In December 2016, NB Power ultimately selected an option to ensure the existing station can operate to its intended 100-year lifespan (2068) using a modified approach to maintenance and replacing critical generation equipment and concrete over time. Now that a “renewal” option has been selected by NB Power, the focus of current modelling is on the near-field around the dam to assist in the design and engineering of fish passage improvements at the existing structure. The team has been asked to gather more data and refine their models to achieve targeted fish passage goals, and there is ongoing work to predict future flows, water levels and temperatures (based on land use and climate change).
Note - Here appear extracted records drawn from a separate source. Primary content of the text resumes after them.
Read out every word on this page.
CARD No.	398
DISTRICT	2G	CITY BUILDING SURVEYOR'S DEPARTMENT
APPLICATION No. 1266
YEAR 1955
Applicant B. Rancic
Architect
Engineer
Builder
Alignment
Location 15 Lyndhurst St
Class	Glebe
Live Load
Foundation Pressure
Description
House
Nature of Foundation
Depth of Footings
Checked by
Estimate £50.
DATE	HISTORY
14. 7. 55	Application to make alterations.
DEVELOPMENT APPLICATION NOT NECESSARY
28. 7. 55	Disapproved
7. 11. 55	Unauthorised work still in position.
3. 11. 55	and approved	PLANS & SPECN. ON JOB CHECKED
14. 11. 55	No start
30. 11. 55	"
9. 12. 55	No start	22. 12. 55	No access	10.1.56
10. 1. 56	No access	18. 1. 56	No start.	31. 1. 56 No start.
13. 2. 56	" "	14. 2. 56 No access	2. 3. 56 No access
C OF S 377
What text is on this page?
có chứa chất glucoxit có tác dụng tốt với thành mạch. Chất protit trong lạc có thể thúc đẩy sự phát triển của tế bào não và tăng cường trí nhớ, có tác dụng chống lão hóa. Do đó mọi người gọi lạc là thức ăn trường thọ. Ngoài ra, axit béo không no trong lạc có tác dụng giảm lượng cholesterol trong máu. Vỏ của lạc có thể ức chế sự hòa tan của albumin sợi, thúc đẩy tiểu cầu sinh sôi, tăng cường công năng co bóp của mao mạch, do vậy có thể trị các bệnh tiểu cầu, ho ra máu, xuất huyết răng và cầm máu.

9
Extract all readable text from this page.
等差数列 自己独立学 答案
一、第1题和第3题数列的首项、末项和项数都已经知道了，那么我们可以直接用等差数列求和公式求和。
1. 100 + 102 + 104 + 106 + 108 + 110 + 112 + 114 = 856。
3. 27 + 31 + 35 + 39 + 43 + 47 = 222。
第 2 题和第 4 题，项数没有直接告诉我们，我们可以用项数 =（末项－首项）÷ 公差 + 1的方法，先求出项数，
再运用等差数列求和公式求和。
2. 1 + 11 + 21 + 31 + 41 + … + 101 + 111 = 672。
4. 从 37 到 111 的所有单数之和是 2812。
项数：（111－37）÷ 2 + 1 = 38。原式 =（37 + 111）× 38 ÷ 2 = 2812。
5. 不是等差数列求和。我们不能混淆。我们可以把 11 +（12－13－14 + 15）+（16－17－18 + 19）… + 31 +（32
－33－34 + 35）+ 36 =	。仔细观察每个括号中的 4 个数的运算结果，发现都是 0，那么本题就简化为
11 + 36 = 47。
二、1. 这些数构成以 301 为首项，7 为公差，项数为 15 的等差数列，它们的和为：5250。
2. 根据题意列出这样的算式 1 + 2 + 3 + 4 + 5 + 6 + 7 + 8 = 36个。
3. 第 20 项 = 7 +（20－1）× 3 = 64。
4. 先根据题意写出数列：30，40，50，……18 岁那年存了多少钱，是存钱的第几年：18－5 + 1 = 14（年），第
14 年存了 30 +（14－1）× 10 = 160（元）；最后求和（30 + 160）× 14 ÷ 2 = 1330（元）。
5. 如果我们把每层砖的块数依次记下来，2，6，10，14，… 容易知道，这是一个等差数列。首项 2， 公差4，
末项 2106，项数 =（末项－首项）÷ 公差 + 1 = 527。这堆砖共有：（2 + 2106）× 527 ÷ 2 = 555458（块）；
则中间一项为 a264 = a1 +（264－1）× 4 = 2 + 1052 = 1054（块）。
The modelling output will also be used to develop an environmental flows management scheme with the objective of improving downstream habitats for key native aquatic species.
Haralampides says the project was “massive” and it took a long time to collect data and do the modelling required. “But from Day One the multidisciplinary and collaborative approach, including a very cooperative hydropower company, was tremendous and allowed us to present work that is significant not only here in New Brunswick but also for other similar projects globally.”